山田洋次監督は「男はつらいよ」の時から、定時制高校や過労による自殺などといった時事問題を絶妙な塩梅で喜劇に仕立て上げていた。そんな山田洋次監督は今回、昨今問題視されている「老人の自動車事故」「孤独老人」についてメスを入れている。
高齢化社会になり、老人を巡る問題はメディアでも熱く取り上げられている。前者においては、アクセルとブレーキを間違えてコンビニに老人が運転する自動車が突っ込んだり、高速道路を逆走したりする問題が取り上げられている。後者は、近年底辺老人として70歳を超えても肉体労働に勤しみ、身よりもなくわびしく孤独な生活を送っている様子が特集として報道されている。

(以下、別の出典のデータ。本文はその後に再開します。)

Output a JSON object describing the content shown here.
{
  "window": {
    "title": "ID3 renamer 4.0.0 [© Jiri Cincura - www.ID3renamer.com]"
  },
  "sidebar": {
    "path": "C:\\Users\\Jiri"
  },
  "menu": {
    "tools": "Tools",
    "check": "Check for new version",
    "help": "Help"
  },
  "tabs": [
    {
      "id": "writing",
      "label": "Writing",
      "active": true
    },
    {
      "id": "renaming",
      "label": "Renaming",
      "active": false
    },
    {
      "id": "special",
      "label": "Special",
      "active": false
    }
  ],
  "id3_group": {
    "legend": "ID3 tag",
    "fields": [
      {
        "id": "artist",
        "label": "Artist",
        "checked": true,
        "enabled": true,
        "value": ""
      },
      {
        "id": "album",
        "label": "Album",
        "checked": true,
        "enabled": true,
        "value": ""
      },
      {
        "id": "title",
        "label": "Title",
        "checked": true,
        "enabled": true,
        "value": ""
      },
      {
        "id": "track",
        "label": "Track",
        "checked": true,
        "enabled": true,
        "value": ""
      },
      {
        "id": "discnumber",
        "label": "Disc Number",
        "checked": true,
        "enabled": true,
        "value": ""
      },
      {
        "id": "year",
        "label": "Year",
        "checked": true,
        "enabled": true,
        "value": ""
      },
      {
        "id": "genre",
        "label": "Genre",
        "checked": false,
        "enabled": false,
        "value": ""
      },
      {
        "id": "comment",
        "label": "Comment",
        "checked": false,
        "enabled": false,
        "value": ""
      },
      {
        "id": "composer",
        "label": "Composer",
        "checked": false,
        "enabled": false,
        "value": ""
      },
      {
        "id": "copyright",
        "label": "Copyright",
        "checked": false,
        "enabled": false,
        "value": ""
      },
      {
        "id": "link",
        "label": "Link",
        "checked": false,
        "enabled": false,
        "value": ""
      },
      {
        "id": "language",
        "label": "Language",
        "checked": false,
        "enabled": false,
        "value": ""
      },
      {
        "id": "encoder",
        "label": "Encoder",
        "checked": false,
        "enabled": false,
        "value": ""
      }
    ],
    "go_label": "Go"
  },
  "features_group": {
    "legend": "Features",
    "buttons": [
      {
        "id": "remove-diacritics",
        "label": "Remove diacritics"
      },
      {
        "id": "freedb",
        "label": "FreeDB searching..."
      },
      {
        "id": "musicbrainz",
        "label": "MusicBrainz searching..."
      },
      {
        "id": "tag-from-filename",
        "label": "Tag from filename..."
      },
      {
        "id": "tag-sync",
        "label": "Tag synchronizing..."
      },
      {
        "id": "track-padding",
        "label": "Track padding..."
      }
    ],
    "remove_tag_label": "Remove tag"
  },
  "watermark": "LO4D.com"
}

山田洋次監督はそんなシリアスな問題を実に見事な「笑い」で観客に投げかける。具体的には、ボケが始まり、自動車運転が危なくなった老人を説得するのが如何に難しいかを、コミカルに描いているのです。一見、大げさなコントに見えるが、しっかり観ると、何故老人は運転を止めたがらないかの理由が、老人の自尊心に起因することがよく分かる。老人は子ども扱いされること、自由がなくなることに抵抗しているのです。これを、「東京家族」以上に小津安二郎の「東京物語」に寄せて描く。つまり、家族が老人を煙たがり、対応を人に押しつけていく演出を入れることでより一層生々しさが増します。それでもって、ここまで爆笑するとは!劇場の老人達が、まるで応援上映のように「事故るよ~」「アッラー」とヤジを飛ばしているとは!やはり山田洋次監督の技量は凄い。
そして、そこから「孤独老人」の問題へと深く入っていく。ギャグも脂が乗って来て、まるでピタゴラスイッチのような爽快さを帯びてくる。「男はつらいよ」お馴染みの階段という空間を使ったギャグ(もはや橋爪功が第二の寅さんにしか見えないw)、家族がガヤとなり泣き、怒り、笑いが混沌としたギャグもファンサービスとして取り入れている。
もう「男はつらいよ」ファンのブンブンの心を鷲掴み!観て正解な作品でした。
P.S.
劇中に「男はつらいよ」(多分パッケージ的に柴又慕情)のDVDがカメオ出演しているぞ!